Now, Luke 5:12-14 says that Jesus cured a man from leprosy without performing any of these purifications – and then for some odd reason he tells the man to go to the priests “Jesus reached out his hand and touched the man. “I am willing,” he said. “Be clean!” And immediately the leprosy left him. Then Jesus ordered him, “Don’t tell anyone, but go, show yourself to the priest and offer the sacrifices that Moses commanded for your cleansing, as a testimony to them.”
If Jesus healed the man good for him – but why would he then tell the man to fulfill the ritual process as proscribed in the Torah? If Jesus was a priest (and his curing this man was "proof" of his being a priest) why would he then tell the man to show himself to the priest and perform the necessary sacrifices (with the priest)?
Why don’t Christians today follow the example of Jesus in Luke 5? And why, if Jesus told the man not to tell the priests that he (Jesus) cured the man, how can the list maker then insist that in Acts 6 when some priests supposedly become Christians it is BECAUSE of this healing?
Needless to say – the messiah is not required to perform any of these purifications, and the messiah will not be a priest (he will be of the tribe of Judah, through the lines of Kings David and Solomon). Thus already we can see that the list maker has yet again presented us with a supposed messianic prophecy which is nothing of the sort.

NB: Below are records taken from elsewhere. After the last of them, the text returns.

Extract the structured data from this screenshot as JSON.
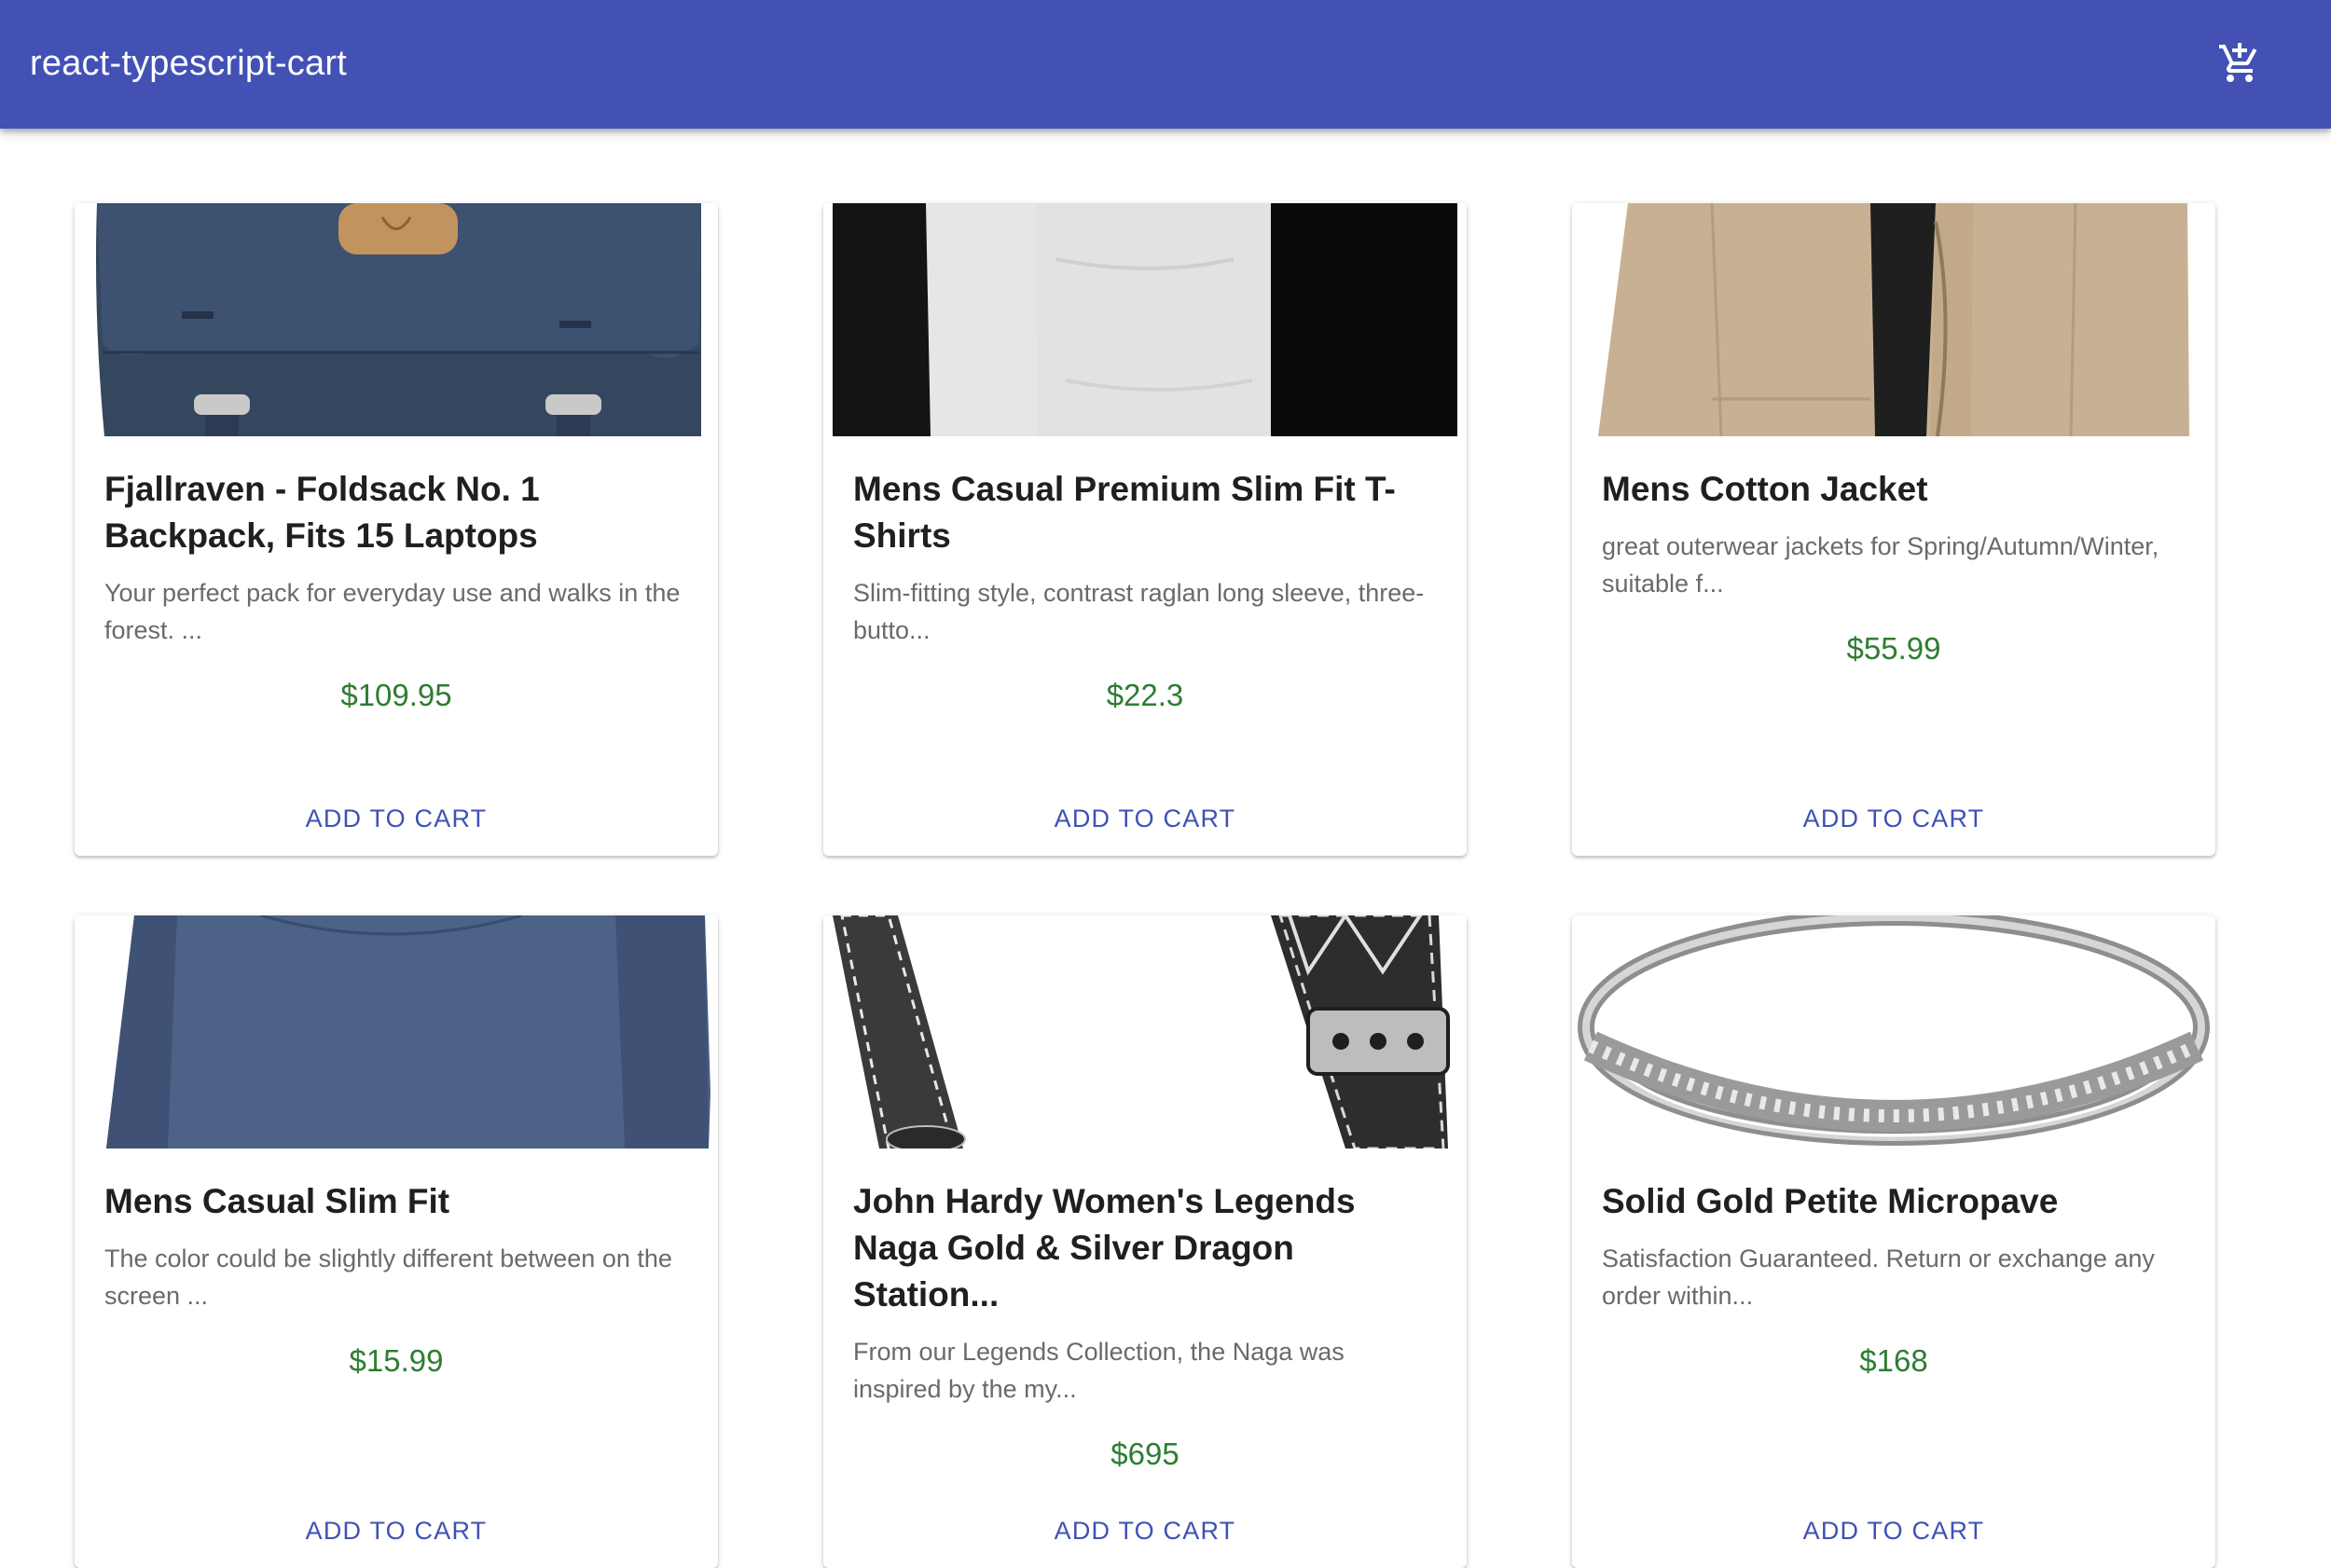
{
  "app": {
    "title": "react-typescript-cart",
    "cart_icon": "add-shopping-cart-icon",
    "bar_color": "#4351b5"
  },
  "theme": {
    "price_color": "#2e7d32",
    "action_color": "#3f51b5"
  },
  "products": [
    {
      "title": "Fjallraven - Foldsack No. 1 Backpack, Fits 15 Laptops",
      "description": "Your perfect pack for everyday use and walks in the forest. ...",
      "price": "$109.95",
      "action": "ADD TO CART",
      "image": "navy-backpack-image"
    },
    {
      "title": "Mens Casual Premium Slim Fit T-Shirts",
      "description": "Slim-fitting style, contrast raglan long sleeve, three-butto...",
      "price": "$22.3",
      "action": "ADD TO CART",
      "image": "raglan-tshirt-image"
    },
    {
      "title": "Mens Cotton Jacket",
      "description": "great outerwear jackets for Spring/Autumn/Winter, suitable f...",
      "price": "$55.99",
      "action": "ADD TO CART",
      "image": "khaki-jacket-image"
    },
    {
      "title": "Mens Casual Slim Fit",
      "description": "The color could be slightly different between on the screen ...",
      "price": "$15.99",
      "action": "ADD TO CART",
      "image": "blue-longsleeve-image"
    },
    {
      "title": "John Hardy Women's Legends Naga Gold & Silver Dragon Station...",
      "description": "From our Legends Collection, the Naga was inspired by the my...",
      "price": "$695",
      "action": "ADD TO CART",
      "image": "chain-bracelet-image"
    },
    {
      "title": "Solid Gold Petite Micropave",
      "description": "Satisfaction Guaranteed. Return or exchange any order within...",
      "price": "$168",
      "action": "ADD TO CART",
      "image": "diamond-ring-image"
    }
  ]
}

“So what” if Jesus “cured” someone from צרעת / tzara’at (translated as leprosy). This does not make him the messiah any more than it made any of the priests who properly fulfilled the mitzvot of curing people of this ailment the messiah.
What about the second part of the claimed prophecy (a sign to the priests). The reference given is Acts 6:7 “So the word of G-d spread. The number of disciples in Jerusalem increased rapidly, and a large number of priests became obedient to the faith.”

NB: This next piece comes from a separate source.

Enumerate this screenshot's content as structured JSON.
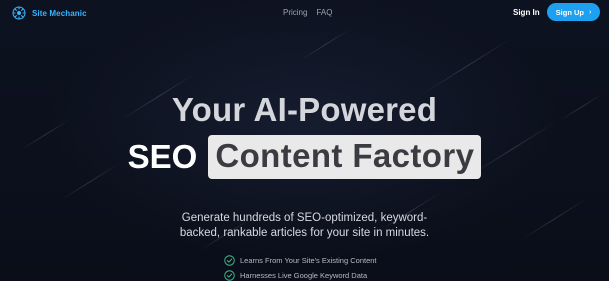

Do you see a reference to the priests following Jesus because he cured lepers (victims of צרעת / tzara’at)?
Thus we have the list maker jumping to conclusions again.
Again I must repeat “so what”? It is easy to claim that priests became followers of Jesus – but who were they? Do we have any names, let alone any proof that priests left their priestly duties and followed Jesus other than the words of the anonymous author of Acts telling us this happened?

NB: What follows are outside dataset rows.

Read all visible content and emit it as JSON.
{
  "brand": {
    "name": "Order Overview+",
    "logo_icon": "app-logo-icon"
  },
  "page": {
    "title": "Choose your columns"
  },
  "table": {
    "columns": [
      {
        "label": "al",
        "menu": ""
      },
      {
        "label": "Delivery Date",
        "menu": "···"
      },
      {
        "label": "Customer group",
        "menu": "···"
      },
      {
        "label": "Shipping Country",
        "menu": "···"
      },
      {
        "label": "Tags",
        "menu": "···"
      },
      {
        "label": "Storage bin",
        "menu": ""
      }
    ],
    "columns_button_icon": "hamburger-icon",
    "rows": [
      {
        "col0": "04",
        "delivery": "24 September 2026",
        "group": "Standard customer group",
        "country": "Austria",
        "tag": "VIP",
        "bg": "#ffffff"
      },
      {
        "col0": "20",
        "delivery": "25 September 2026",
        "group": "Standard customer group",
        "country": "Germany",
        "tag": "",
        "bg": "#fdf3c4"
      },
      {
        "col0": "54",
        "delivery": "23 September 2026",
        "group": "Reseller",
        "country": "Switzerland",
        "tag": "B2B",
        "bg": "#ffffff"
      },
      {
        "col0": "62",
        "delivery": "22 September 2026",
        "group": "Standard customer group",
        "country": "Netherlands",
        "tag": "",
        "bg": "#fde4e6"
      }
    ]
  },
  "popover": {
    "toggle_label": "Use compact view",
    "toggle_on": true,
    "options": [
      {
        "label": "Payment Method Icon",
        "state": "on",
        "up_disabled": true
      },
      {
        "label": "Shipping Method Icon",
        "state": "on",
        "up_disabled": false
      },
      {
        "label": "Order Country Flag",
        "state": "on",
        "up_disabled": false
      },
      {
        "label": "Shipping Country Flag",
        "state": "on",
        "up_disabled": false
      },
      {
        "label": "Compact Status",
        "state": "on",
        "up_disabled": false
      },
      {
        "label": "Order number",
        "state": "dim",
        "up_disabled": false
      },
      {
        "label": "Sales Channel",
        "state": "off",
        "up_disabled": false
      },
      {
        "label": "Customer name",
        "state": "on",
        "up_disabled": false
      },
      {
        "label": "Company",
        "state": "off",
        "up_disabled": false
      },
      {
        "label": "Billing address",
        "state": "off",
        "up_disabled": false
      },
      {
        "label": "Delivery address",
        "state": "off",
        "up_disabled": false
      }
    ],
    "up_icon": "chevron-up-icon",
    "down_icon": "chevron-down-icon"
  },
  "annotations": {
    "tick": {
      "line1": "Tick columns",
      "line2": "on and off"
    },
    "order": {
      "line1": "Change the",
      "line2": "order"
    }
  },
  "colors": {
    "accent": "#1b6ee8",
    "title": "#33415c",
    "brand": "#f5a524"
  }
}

Keep in mind that there have always been Jews who have turned to idolatry – the T’nach is replete with stories of people who followed false gods. It wouldn’t mean a thing if some priests rejected G-d and became Christians – and again this is not a messianic prophecy (that priests will leave Judaism and become Christians (aka “obedient to the faith” of Jesus).
These proof texts are built on passages which are not messianic prophecies – the only way they “work” is if one is already a Christian and one seemly gleans through the T’nach for a word here or there that seems to fit (“hey, look – Vayikra / Leviticus 14 is speaking of lepers and Luke 5 speaks of lepers – this HAS to be about Jesus!”).
Not so much. Vayikra / Leviticus 14 is not about Jesus and it is not a messianic prophecy – neither the curing of a sufferer of צרעת / tzara’at or if some Jews (including priests) decide to follower a non-Jewish god (in this case, Jesus).